Ich nickte angsterfüllt und fühlte, wie die ersten Tränen meine Wangen hinabliefen.

„Das sind nicht mehr als zwanzig Schritte. Du schaffst das. Komm, wir zählen die Schritte zusammen.“

Er küsste meinen Tränen mit dem Stoff seiner Maske weg, nahm mich bei der Hand und schliff mich langsam, aber energisch hinterher. Jeden einzelnen Schritt zählten wir laut. Obwohl es nur zwanzig Zahlen waren, kamen mir in diesem Moment zwanzig Zahlen vor, als hätten wir bis zu einer Million hinauf gezählt. Es war nicht nur die Dunkelheit und die Enge, die ich fürchtete. In den Tiefen des Berges dröhnte es, und ich konnte mir die Ursache des Dröhnens nicht erklären. Mit jedem Meter, den wir immer weiter und weiter vordrangen, wurde es zu einem lauten Rauschen. Dann stoppte unser Gang. Kakashi musste eine weitere Tür geöffnet haben, die ich in der Finsternis nicht sah, doch mit einem Mal war das Rauschen ohrenbetäubend. Und stickig heiße Luft zog nun an uns vorbei und jagte nach außen.

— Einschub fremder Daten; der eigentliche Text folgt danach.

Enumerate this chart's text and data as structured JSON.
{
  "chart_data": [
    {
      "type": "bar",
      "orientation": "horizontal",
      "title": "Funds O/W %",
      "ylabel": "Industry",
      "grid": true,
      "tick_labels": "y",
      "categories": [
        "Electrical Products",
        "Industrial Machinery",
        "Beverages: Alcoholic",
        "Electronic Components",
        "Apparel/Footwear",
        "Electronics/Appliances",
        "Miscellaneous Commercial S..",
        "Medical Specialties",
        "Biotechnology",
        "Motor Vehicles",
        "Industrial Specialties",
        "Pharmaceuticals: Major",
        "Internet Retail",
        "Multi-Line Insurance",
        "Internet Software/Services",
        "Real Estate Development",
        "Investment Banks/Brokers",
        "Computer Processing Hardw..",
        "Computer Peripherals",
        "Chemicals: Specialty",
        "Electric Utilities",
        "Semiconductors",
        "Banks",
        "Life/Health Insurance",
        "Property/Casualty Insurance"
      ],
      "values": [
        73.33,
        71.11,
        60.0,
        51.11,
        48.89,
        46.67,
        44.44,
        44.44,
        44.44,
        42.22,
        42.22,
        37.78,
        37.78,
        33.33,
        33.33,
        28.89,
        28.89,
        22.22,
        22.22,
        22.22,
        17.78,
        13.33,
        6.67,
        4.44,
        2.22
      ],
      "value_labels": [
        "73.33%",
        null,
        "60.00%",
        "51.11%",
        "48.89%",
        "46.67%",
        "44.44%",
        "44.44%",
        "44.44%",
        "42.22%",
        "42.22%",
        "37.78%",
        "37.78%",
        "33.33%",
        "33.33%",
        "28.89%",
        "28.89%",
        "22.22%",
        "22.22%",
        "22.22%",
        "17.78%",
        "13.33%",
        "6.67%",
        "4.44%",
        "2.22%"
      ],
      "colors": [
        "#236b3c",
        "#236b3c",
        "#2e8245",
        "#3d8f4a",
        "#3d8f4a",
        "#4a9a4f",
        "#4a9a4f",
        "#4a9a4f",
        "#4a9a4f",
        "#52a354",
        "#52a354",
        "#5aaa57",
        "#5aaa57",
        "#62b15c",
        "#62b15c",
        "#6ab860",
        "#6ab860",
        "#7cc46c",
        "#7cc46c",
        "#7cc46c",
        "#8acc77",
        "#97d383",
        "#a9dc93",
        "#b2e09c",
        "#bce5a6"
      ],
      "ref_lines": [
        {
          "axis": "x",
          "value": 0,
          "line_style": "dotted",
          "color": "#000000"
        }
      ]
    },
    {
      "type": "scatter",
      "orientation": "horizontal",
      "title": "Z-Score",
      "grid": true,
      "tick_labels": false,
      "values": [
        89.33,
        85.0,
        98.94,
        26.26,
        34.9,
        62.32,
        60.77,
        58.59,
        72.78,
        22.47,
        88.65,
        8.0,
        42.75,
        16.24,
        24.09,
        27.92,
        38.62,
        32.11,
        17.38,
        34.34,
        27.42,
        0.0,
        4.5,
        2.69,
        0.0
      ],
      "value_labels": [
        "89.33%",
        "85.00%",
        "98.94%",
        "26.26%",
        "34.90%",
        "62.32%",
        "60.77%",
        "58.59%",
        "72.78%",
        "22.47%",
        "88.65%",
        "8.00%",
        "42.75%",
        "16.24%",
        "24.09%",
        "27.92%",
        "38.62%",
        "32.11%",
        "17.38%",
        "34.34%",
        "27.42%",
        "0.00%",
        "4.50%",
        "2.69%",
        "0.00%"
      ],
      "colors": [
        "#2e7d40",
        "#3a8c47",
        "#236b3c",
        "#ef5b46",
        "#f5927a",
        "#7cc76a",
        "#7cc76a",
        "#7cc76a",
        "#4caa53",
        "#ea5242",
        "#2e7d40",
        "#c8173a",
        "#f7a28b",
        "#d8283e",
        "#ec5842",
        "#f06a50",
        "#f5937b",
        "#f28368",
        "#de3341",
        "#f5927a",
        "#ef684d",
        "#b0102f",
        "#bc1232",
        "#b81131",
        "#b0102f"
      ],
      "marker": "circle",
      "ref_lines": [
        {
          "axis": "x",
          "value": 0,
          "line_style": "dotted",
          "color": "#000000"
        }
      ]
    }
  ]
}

Es schepperte metallisch. Dann entfachte sich eine Ölflamme in einer Sturmlaterne. Und was sie mit ihrem Licht erreichte, war echt beeindrucken. Es war eine unterirdische Höhle. Von einer etwas höheren Ebene, die in der Schwärze verschwand, stürzte ein kleiner Wasserfall herab in ein Wasserbassin. Von da zapften einige Wasserrohre unterschiedlichen Durchmessers das dampfend heiße Nass ab. Und dort, wo das Wasser über den Beckenrand überlief, sammelte es sich unterhalb in einer breiten Rinne, welche wohl aus dem Berg hinausführte.

Reden war absolut zwecklos bei diesem Krach. Es gab auch nichts zu reden. Wir entledigten uns unserer Kleidung, legten sie neben der Sturmlaterne und dem Rucksack auf einer klapprigen Holzbank ab und versanken in dem unruhigen Wasser. Es war wahnsinnig heiß. Ein Kribbeln von Tausend Nadeln auf der Haut. Und hätte mich Kakashi nicht im Arm gehalten, ich wäre sofort schreiend wieder herausgesprungen. Ein Hummer im siedenden Kopftopf müsste wohl ein ähnliches Gefühl haben, bevor er der Welt für immer Lebewohl sagte. So aber tauchten wir zwei kurz bis zum Hals unter. Es war unbeschreiblich. Die Hitze. Das Wasser. Die Dunkelheit. Unsere Körper nahe beieinander. Die Zeit stand still. Absolute Ruhe und Geborgenheit. Am liebsten wäre ich hier so ewig bei ihm geblieben.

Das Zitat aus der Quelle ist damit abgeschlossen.